In January, I visited my first Bush Heritage reserve. As chance would have it, the reserve was Oura Oura in Tasmania, Bob Brown’s former home and the land upon which Bush Heritage was founded in 1991 when a group of friends banded together to save two bush properties from wood chipping.
Standing there in January amidst towering Stringybark Gums, with Drys Bluff rising 800 metres above me, I was struck by my own insignificance – that unique feeling you get when confronted with the vastness of the natural world. Bush Heritage’s founding story is proof, however, that despite our size, humans are capable of bringing about positive change on a large scale when we collaborate and open ourselves up to new or different ways of thinking.
This edition of bushtracks is a celebration of those principles.
Our cover story looks at how we’re collaborating with our neighbours and other organisations in south-west Western Australia to implement the region’s first integrated feral predator control program. Australia has lost around 25 native mammals in the last 250 years, primarily due to feral cats and European Red Foxes, and there are many species in the south-west that could be added to that list if we don’t act now.
We cannot hope to succeed in combatting this crisis if we don’t work together; in this highly fragmented landscape, there is little point in controlling feral cats on our reserves if our neighbours aren’t doing the same.
On Bon Bon Station Reserve in South Australia, we are taking a different approach. At 216,808 hectares, this reserve is about 22 times bigger than our 10 Fitz-Stirling reserves and partnerships combined. We cannot eradicate cats and foxes from this vast landscape completely, so our aim instead is to suppress their numbers enough that species might be able to regain or maintain a presence there. It’s a step into unexplored scientific waters, but we have to give it a shot.
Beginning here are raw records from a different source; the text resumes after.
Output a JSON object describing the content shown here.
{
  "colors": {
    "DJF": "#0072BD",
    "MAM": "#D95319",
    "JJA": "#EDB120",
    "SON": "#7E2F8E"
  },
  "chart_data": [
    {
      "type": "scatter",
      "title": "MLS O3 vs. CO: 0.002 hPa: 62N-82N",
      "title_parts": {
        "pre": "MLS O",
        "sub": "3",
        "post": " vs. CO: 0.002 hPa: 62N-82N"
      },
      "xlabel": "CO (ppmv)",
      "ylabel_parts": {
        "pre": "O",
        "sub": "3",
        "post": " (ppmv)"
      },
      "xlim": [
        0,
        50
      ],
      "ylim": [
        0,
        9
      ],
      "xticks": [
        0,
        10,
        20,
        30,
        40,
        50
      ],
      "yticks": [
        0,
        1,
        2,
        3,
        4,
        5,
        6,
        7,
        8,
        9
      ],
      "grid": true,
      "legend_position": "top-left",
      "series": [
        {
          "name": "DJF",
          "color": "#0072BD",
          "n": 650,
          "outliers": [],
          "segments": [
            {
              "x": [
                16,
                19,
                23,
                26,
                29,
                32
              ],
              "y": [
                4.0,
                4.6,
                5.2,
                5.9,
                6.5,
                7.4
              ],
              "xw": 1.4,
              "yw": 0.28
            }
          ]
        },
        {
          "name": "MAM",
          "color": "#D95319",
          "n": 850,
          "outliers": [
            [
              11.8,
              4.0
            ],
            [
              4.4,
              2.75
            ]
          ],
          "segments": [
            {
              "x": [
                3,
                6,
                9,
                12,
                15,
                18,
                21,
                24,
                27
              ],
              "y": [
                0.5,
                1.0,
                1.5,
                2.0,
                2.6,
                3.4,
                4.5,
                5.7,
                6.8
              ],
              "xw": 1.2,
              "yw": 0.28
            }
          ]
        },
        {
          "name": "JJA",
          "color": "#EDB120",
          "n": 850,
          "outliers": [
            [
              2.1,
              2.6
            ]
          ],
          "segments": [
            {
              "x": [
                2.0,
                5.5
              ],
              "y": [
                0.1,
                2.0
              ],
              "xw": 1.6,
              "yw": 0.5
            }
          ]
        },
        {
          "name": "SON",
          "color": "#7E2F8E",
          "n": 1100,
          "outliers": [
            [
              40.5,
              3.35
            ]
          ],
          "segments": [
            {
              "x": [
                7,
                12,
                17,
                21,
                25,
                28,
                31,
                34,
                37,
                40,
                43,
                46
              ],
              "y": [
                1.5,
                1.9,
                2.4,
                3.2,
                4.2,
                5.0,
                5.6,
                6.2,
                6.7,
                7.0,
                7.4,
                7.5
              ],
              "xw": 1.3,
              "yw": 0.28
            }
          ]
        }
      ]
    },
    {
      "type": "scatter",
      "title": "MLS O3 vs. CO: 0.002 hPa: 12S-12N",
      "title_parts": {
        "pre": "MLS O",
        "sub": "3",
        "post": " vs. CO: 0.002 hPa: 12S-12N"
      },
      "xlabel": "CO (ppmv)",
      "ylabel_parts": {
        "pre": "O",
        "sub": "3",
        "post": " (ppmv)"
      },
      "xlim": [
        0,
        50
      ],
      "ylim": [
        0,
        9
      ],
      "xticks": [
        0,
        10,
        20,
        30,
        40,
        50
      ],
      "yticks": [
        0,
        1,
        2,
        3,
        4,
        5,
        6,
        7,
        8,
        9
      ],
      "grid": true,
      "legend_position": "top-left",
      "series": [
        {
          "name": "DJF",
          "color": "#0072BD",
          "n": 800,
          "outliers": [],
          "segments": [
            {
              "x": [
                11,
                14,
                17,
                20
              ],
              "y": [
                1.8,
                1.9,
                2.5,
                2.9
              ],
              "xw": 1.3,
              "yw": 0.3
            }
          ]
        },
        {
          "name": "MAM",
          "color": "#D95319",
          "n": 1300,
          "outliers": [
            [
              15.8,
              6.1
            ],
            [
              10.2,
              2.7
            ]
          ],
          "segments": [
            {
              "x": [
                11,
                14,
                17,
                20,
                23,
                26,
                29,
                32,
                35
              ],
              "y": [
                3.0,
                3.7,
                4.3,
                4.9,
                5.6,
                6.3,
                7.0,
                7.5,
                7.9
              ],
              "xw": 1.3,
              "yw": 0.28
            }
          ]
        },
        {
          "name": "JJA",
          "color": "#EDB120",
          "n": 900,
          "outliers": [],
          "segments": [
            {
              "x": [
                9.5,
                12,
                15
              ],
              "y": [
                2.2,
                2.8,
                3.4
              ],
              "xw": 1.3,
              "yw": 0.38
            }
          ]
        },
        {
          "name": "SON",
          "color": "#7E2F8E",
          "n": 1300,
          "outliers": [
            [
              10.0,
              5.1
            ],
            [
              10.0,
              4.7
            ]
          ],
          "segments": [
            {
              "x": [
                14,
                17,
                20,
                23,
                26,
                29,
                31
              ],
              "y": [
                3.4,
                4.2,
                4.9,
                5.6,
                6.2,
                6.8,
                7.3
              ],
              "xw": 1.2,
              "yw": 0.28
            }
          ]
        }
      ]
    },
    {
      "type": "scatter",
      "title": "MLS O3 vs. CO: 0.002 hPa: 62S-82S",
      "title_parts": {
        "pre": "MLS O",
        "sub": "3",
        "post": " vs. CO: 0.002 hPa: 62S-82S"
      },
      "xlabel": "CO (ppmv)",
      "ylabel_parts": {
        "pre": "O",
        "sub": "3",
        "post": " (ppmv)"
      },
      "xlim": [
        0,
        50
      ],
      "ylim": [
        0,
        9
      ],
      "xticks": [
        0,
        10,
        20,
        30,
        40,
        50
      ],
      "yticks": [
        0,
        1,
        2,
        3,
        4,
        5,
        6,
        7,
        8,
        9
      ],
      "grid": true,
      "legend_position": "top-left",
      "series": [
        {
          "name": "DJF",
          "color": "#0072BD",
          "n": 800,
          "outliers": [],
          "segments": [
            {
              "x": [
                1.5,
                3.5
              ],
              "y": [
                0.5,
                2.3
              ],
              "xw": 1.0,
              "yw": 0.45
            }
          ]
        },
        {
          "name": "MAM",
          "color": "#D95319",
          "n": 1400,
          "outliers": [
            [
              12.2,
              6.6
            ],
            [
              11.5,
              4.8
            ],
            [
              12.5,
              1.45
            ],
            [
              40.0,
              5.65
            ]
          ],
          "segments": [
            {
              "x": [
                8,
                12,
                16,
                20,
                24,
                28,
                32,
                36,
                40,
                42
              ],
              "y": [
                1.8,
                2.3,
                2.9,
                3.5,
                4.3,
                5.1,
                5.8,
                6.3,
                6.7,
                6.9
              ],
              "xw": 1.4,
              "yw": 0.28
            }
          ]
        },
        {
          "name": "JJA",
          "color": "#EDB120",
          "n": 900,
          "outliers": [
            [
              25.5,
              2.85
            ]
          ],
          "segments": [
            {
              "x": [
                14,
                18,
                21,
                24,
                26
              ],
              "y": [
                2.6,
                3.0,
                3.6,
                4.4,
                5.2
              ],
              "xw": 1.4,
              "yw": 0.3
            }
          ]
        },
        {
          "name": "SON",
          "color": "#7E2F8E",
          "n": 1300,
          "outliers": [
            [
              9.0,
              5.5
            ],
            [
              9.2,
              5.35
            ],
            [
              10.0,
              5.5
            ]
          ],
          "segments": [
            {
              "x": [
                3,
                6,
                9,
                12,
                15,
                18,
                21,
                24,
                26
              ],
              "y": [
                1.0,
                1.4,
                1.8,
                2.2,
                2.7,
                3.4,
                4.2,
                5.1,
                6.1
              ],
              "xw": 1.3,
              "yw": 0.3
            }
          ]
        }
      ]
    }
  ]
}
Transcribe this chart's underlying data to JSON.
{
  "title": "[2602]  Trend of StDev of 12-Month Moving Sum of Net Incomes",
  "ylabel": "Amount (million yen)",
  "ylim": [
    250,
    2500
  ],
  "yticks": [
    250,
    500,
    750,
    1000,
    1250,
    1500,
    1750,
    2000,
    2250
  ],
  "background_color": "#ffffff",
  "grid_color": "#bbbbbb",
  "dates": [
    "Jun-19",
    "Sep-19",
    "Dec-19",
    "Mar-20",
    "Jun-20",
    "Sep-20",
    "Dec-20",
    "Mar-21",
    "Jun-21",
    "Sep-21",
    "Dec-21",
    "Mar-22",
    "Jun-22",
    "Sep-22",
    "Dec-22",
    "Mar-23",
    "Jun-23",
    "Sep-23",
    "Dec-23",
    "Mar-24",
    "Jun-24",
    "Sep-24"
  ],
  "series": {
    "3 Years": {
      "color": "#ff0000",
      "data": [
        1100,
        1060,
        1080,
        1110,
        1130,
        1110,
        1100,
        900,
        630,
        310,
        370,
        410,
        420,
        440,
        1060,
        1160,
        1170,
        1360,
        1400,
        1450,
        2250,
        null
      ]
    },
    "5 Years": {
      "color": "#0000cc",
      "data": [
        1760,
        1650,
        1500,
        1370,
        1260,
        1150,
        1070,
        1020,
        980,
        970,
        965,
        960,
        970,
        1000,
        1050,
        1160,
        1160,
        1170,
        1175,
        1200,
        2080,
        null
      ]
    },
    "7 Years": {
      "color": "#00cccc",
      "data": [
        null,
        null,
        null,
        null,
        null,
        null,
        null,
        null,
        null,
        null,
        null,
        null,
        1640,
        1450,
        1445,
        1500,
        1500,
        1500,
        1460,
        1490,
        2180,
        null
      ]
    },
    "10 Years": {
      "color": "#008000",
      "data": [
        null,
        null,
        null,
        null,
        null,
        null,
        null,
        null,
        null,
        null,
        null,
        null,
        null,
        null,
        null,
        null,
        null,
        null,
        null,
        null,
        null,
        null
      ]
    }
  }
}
Also in this edition is the story of the Bunuba people, from the Kimberley region of Western Australia, who are combining their traditional knowledge with modern technologies to look after 650,000 hectares.
Bush Heritage is proud to have been working with the Bunuba people since 2014. Partnerships such as this not only allow us to expand our conservation impact, they also allow us to learn from a culture with many millennia of experience.
Late last year, we formalised a new partnership that will see us supporting the management of Karajarri country, south of Broome. We hope to expand our partnership program further over the next 12 months, and as always your continued support is what will allow us to do that.